Then, hurriedly escorting Sylvia and the Comtesse through the corridors in which--though they passed now and again French soldiers hurrying either up or down the staircase--they met with no molestation, they reached the salle d'armes on the lower floor.

Yet, as they did so, they saw also the terrible devastation that the bombardment had already wrought. One side of a corridor, the outer one formed by the great front of the Citadel, was entirely blown away; a room or large cell that presented the appearance of having been recently occupied--since they saw within it the débris of a shattered pallet and a table--was a mass of ruins; the three remaining sides were open to the morning air. Also, more than once, the women had to raise their dresses to step over wounded men lying in the passages, who had doubtless been shot while themselves firing from the windows.

But still they were in the salle d'armes: here, since it was not quite so exposed to the fire of the besiegers, they might hope to remain in comparative safety.

"Come," Bevill said to his companions. "Come to this corner. At this spot you are farthest removed from the outer wall which is alone likely to be struck. Meanwhile, since one knows not what violence these soldiers may attempt in the bitterness of their defeat, it is as well I should be armed." Saying which he moved towards the trophies of ancient weapons that decorated all the inner side of the great salle, and let his eyes rove over the swords that hung upon the wall.

"This should serve," he said to himself, reaching out his hand towards a great Schiavona or Venetian broadsword; one with a long bi-convex blade that, in the hands of an expert and powerful swordsman, might do terrible execution.

Returning now to where Sylvia and Madame de Valorme were, Bevill seated himself by the former's side while telling both that the Citadel must soon surrender before such an attack as this now being made, and that, doubtless, the Chartreuse must be in the same position. Yet his words fell almost unheard upon their ears, so awful was the din around. From the roof of this old fortress discharge followed discharge unceasingly; from the windows the crack of muskets went on, and still against the walls the artillery balls and the bombs of the besiegers thundered and crashed.

"It must cease ere long," Bevill said. "Ah! do not look. Avert your glances. They are already bringing down the wounded from above," while he added beneath his breath, "and the slain."

As he spoke, what was evidently either a powder magazine or one for grenades blew up with an awful roar, while the concussion caused even that old solid hall to rock. And now Sylvia and the Comtesse threw themselves on their knees by the bench on which they had been sitting, and prayed that further slaughter and devastation might be spared.

Also, each prayed for him who, by their side, was keeping watch and ward over them; for him who, entering but a few months earlier into their lives, had now become so dear to them.

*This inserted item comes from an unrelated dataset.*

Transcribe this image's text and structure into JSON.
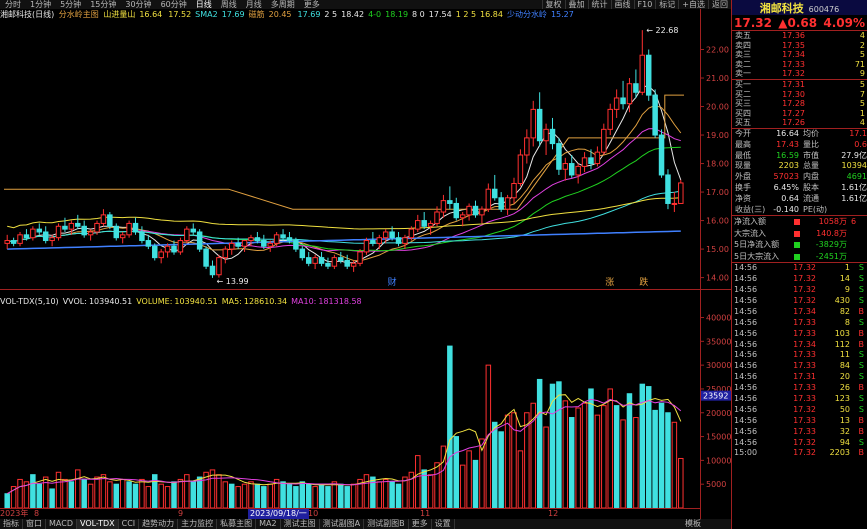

Unwilling to disturb them even by the closeness of his presence, Bevill softly withdrew towards the other end of the salle d'armes; towards that spot where he had stood to hear his fate pronounced, the spot where Stuven had denounced Francbois as a liar and himself as the executioner of the renegade, Sparmann. Towards, also, that spot where the doomsman had stood above the awful instruments of his calling. He stood there, looking on the scene where all these things had happened, when, suddenly, there rang through the hall the shriek of a woman, and, next, a cry from Sylvia's lips. "Bevill! Look, look! Beware. Look behind you!"

In an instant he saw that which had so much terrified the girl he loved. Creeping from behind a pillar there came towards him a man with a weapon in his hand that had, doubtless, also been taken earlier from the collection of arms--a man whom at first he did not recognise, so ghastly was his face, so wildly staring his eyes, so dishevelled his whole appearance. But in a moment he knew him. He knew that this was Francbois, Francbois who should have died this morning, but who, in the confusion of the siege, had escaped from wherever he had been confined.

"Wretch!" he exclaimed, as, turning, he recognised him. "Doubly treacherous wretch! Again you seek my life, again attempt it behind my back."

"I love her," the other hissed. "Her, her! And she loves you. So be it. She shall have nought but your memory left to love," and he sprang full at Bevill, while brandishing the sword he held. For a moment--only a moment--it was in Bevill's mind to run the craven through from breast to back, as he came on. Yet, in a second moment the thought was gone. If Francbois were not mad he was still beneath his vengeance. Whatever his doom might be, now or in the future, he should not find it at his hands; those hands should not be stained by the blood of such as he.

"A moment later Bevill's foot
was on the blade."

Stepping back, therefore, as the other came full at him, one turn of the Schiavona, as it met the blade wielded by the other, was enough. That blade fell with a clang from Francbois' hand to the stone floor; a moment later Bevill's foot was on it.

"Go, hangdog," he said. "Seek another executioner than I."

With a cry--almost pitiful in its tone of misery, vile as the creature was--with a howl of wild despair, Francbois rushed now across the salle d'armes to the other side of it; the side against which the English bombs and cannon balls were being hurled, and there endeavoured to snatch a huge mace out of another trophy of arms. But, suddenly, not only he but Bevill, and also the two affrighted women, started with terror at that which they saw now.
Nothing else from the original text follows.